Le roadster s’inscrit parfaitement dans les décors enchanteurs de la côte californienne et il obtiendra un plébiscite auprès des acteurs et des actrices. Yul Brynner, qui vient de tourner Les Dix Commandements de Cecil B. DeMille roule en roadster dans les rues de Los Angeles. Grands amateurs de voitures d’exception, Steve McQueen et son épouse Neile Adams, craquent eux-aussi pour un roadster, tout comme Natalie Wood qui s’en offre un pour ses dix-huit ans. La liste des vedettes ayant succombé à la tentation du 300 SL (coupé ou roadster) est longue. Clark Gable, Kirk Douglas, Zsa Zsa Gabor, Alfred Hitchcock, Juan Manuel Fangio ou, chez nous, l’écrivain Paul Morand vouent tous un culte à la Mercedes. Sophia Loren crée même une émeute auprès des photographes en posant à califourchon sur le seuil de porte, une aile déployée dans un style typiquement « fifties ».

La 300 SL en détails

La 300 SL de route, présentée il y a 70 ans, est née de la compétition. Dérivée de la W194 de la Panamericana, la W198 est immédiatement reconnaissable grâce à ses portes papillon. L’histoire de la 300 SL débute par la compétition. Cette 300 SL (pour super légère) a pris part en 1952 à la carrera Panamericana, une course automobile créée en 1950 et courue du nord au sud de la portion mexicaine récemment achevée de la route panaméricaine, soit 3 373 km. La 300 SL gagnera les deux premières places.

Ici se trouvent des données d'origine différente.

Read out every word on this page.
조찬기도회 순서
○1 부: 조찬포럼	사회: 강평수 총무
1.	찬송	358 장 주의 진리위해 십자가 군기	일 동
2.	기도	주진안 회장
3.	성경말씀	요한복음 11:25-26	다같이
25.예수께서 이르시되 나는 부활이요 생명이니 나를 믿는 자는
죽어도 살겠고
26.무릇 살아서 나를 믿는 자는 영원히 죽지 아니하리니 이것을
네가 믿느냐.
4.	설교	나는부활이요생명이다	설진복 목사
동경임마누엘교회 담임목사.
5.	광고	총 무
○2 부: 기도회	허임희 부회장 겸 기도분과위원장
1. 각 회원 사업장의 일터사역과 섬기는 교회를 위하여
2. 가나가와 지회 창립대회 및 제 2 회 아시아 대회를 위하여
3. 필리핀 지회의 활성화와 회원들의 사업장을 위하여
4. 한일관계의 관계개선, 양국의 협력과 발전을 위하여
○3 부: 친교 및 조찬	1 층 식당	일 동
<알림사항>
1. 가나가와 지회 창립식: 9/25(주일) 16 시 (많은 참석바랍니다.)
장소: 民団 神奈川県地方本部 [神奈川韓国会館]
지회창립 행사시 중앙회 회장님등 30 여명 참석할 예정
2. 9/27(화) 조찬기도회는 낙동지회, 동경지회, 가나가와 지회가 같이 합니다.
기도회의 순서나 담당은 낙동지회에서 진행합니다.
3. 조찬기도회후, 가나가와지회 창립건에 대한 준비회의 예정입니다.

Impressionné par cette victoire, le concessionnaire américain Max Hoffman vient trouver les dirigeants de Mercedes-Benz à Stuttgart pour les convaincre de réaliser une version de route de la W194. Sûr de lui et de sa clientèle, il commande les 1 000 premiers exemplaires et débourse un important acompte.

Une conception particulière

La Mercedes W198 est étudiée à partir de 1952 et reprend la ligne de la 300 SL de course avec ses spectaculaires portes papillon. Le châssis, dessiné par Rudolf Uhlenhaut, est un assemblage de tubes ; léger et très rigide, il ne pèse que 50 kilos. La carrosserie est particulièrement étudiée, très fluide avec les phares intégrés au bout des ailes avant.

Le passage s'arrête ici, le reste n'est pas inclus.